Local prices have held onto pre-Christmas gains that were largely inspired by the impact of a weakening U.S. dollar on international commodity prices. But larger gains in international prices did not translate directly to Australian prices due to the appreciating Australian dollar.
With equity and energy markets making tentative steps forward, this has given soft commodities a chance to operate under their own fundamentals. But apart from some minor production concerns – which were easily counteracted by ongoing demand worries – the fundamental situation remains largely unchanged.
Sth American weather conditions continue to get some airplay which is providing moderate support to the oilseed complex. And freezing Christmas conditions across the nth hemisphere may have done some damage to winter wheat crops – but neither of these issues seem sufficient enough, at this stage, to fire up the markets.
Apart from a significant worsening in the issues above, the best near term chance of a recovery in prices may come from a favourable rebalancing in fund positions. Given that commodity prices were beaten down hard in the second half of 2008, many traders believe funds will see commodities as a buy. In soft commodities, funds have reduced positions to around 20-25 percent of open position for beans and corn. Although wheat fund involvement is still high at 40 percent.

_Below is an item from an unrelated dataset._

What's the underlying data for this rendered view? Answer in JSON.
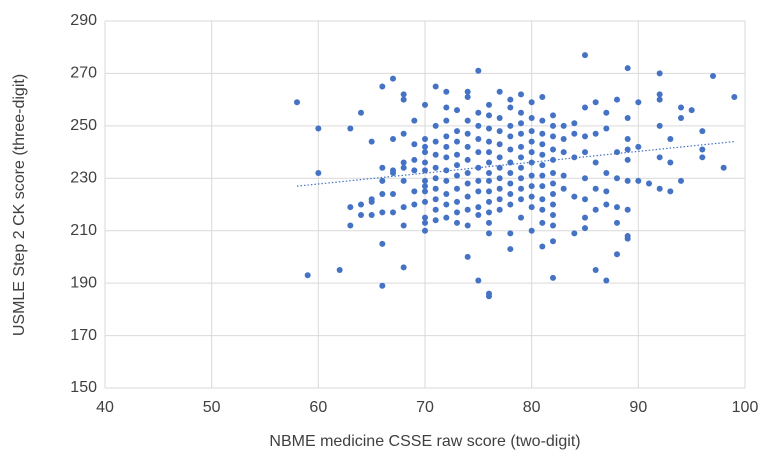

Sources of fund support could be two-fold; Funds reweighing their portfolios towards non-energy commodities, which are less sensitive to economic conditions, or a general increase in fund inflows as commodities regain attractiveness as economic conditions improve.
Maybe funds are waiting for the raft of USDA reports due out next week before making a move. The USDA will release its annual crop production summary comprising quarterly grain stocks, winter wheat plantings and global grain supply and demand. These reports will provide more insight into the impact of the global financial crisis on the soft commodity sector.